I’d read James numerous times before, but this time a fresh revelation hit me like a hurricane:
Dave, you need joy to get you through this trial. Lacking joy? Ask Me for wisdom, and I’ll show you how to rejoice in adverse circumstances.
Here’s your recipe: Trials + Joy = Maturity
The “shower dream” was about a season of cleansing. The “trouble dream” portrayed the confounding incongruity between, a) the joyful environment, and b) my being called out to “testify” about my trouble. Weird.
Suddenly I understood how the two dreams dovetailed! In my time of trouble I complained: Why is this happening?! I’m doing everything right! But in the dream my trouble had transformed into a testimony.

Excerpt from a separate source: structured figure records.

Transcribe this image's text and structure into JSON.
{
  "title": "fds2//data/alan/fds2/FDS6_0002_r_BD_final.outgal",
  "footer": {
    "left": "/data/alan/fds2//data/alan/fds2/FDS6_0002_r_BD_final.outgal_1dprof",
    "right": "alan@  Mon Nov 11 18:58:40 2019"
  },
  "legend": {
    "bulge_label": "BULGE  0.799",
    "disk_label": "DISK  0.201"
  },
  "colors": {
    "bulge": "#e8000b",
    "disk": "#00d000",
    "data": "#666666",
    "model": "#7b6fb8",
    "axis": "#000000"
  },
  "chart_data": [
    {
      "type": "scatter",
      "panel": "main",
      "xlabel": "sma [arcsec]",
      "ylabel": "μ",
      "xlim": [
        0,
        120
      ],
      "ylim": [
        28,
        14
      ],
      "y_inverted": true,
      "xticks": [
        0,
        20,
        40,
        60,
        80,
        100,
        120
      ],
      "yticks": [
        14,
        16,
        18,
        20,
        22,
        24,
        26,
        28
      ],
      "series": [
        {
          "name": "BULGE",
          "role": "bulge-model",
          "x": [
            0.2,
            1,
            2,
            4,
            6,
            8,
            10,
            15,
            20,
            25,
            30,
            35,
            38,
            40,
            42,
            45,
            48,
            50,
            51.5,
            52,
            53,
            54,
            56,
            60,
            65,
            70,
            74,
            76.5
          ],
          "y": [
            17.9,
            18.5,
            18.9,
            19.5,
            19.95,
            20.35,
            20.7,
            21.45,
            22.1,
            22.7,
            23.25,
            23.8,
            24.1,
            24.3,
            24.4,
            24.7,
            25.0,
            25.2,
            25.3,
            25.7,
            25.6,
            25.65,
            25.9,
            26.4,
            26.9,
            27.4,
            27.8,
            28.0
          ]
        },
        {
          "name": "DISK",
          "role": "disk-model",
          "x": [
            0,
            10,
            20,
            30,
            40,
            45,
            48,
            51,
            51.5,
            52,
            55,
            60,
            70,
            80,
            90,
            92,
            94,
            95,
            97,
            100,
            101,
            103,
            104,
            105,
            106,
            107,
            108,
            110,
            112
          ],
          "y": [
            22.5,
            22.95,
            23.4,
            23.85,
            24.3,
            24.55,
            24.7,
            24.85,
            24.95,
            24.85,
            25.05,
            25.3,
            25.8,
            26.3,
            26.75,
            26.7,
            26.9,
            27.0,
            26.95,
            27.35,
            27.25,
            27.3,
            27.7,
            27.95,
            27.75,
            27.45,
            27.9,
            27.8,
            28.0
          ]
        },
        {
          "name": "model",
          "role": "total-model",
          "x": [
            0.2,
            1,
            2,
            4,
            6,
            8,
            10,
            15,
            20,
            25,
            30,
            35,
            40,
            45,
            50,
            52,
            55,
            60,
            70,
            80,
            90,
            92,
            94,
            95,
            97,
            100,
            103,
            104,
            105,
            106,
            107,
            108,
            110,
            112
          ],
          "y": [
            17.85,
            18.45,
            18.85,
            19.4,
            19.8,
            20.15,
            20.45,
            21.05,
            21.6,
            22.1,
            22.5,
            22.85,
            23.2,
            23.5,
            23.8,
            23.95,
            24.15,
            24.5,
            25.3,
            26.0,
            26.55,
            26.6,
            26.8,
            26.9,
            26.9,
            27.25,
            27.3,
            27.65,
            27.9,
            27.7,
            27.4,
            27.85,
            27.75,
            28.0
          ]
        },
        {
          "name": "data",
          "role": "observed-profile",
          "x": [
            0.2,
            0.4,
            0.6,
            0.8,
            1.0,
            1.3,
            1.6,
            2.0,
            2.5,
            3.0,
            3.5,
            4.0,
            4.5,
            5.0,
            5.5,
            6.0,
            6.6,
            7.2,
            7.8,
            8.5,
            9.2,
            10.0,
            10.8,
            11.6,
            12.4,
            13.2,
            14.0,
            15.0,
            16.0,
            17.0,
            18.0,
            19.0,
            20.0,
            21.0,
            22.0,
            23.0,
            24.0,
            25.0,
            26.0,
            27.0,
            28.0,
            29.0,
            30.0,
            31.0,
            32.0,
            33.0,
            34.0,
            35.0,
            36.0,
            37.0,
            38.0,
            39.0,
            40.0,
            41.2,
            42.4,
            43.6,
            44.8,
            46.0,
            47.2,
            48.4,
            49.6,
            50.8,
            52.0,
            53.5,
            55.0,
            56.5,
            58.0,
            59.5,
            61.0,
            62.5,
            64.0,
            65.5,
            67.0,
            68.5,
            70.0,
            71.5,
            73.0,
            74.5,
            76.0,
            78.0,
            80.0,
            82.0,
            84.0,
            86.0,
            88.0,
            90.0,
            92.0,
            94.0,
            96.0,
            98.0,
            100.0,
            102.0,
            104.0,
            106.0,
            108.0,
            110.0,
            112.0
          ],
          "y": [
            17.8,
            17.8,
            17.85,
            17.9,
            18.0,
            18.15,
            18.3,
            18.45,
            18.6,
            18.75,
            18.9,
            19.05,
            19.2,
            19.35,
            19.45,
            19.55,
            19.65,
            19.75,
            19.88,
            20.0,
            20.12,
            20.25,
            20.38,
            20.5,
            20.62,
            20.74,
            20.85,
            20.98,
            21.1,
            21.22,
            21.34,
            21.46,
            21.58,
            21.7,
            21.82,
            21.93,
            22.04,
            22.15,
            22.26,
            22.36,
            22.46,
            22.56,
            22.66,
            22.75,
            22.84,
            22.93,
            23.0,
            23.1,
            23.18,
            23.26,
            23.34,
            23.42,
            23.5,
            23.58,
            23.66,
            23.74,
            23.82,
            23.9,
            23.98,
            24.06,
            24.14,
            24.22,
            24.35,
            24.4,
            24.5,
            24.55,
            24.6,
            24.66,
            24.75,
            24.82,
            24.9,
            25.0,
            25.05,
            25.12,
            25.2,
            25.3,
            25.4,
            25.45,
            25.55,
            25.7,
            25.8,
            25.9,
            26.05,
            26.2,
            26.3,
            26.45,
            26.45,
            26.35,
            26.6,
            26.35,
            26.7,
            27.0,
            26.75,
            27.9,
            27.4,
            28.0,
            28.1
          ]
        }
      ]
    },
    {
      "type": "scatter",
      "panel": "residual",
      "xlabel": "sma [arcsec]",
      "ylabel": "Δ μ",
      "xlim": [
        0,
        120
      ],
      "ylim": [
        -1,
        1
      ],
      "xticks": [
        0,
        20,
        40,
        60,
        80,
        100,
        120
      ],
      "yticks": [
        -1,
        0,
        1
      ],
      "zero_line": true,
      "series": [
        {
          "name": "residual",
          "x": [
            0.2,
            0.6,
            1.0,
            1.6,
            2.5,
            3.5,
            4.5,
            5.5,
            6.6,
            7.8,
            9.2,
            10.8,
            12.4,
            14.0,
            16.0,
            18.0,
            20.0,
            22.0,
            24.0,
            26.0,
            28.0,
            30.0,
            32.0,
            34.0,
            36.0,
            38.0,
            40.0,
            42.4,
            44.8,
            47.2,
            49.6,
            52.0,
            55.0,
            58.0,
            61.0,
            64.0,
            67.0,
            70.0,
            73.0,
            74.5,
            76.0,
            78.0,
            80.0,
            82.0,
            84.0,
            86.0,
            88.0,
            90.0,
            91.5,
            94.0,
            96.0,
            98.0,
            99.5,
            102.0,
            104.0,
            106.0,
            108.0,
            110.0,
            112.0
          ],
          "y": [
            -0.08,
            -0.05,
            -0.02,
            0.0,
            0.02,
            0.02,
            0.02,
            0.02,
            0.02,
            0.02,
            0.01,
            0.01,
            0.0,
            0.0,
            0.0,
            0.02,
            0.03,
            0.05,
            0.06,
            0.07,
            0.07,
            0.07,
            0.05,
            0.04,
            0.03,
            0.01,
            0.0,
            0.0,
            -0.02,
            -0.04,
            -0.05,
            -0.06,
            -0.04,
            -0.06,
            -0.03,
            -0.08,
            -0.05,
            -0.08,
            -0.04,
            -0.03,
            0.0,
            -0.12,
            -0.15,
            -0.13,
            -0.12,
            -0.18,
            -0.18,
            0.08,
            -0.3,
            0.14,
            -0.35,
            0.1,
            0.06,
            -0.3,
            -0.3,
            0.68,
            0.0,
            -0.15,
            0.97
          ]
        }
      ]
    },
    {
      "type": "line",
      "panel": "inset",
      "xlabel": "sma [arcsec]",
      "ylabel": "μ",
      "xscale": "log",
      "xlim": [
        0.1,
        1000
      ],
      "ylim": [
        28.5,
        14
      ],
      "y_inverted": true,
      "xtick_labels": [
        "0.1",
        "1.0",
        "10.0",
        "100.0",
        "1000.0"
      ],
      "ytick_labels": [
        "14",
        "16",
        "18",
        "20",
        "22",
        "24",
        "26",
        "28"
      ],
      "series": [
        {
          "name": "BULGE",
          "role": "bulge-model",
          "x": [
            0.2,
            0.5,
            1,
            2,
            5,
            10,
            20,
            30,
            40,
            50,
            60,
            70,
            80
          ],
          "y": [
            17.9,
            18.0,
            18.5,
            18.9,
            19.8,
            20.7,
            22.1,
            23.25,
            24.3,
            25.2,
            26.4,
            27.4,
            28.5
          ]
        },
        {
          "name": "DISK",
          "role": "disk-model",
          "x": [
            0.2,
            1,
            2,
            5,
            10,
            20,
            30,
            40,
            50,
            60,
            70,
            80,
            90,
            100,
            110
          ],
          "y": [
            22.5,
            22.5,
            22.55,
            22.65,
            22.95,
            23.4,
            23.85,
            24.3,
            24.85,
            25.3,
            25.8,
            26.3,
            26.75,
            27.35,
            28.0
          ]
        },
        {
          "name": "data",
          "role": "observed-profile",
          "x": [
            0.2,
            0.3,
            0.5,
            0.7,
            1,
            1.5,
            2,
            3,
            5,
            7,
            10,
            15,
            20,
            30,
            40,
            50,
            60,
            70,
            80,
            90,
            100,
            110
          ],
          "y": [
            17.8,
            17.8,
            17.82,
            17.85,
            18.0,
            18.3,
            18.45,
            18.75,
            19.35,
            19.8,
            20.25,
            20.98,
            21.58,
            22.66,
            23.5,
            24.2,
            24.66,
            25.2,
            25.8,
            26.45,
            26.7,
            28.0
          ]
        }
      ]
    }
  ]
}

What turns a test into a testimony? A rejoicing heart. Joy is the secret sauce that switches sour circumstances into sweet success. James explains:
4 Let perseverance finish its work so that you may be mature and complete, not lacking anything.
PURPOSE TO THE PAIN
What a game changer it is to know God can take even the circumstances He didn’t cause and use them for our benefit! We can endure anything when we recognize there’s a purpose to the pain.
God doesn’t expect us to rejoice for our trials; rather, He wants us to praise Him in our trials. (1 Thess. 5:18) Thus, the sacrifice of praise (Heb. 13:15).
GIVING ANGER AN ALIAS
The two dreams identified the bitterness in my heart. I had given my anger an alias. I’m not angry! I’m just “disappointed” or ”sad” or “frustrated.” I needed to call the problem by its true name and jump into a heavenly shower to wash away the grimy gall of bitterness.
In Psalm 73, the writer Asaph ruefully recounts the apparent advantages attained by sinners, while he a righteous man, suffers. After owning his embitterment the psalmist sharply pivots with the words, Till I entered the sanctuary of God, then I understood…(v. 17).
Replacing complaining with rejoicing, I gained a hope-filled point of view. In 2000 I’d kissed Indiana goodbye, not wishing to ever return. But upon moving back in 2002, I felt like kissing the Hoosier soil! What changed? Not Indiana. My perspective.
You can’t control what happens to you, but you can control what happens in you. It’s up to us whether we become bitter—or better!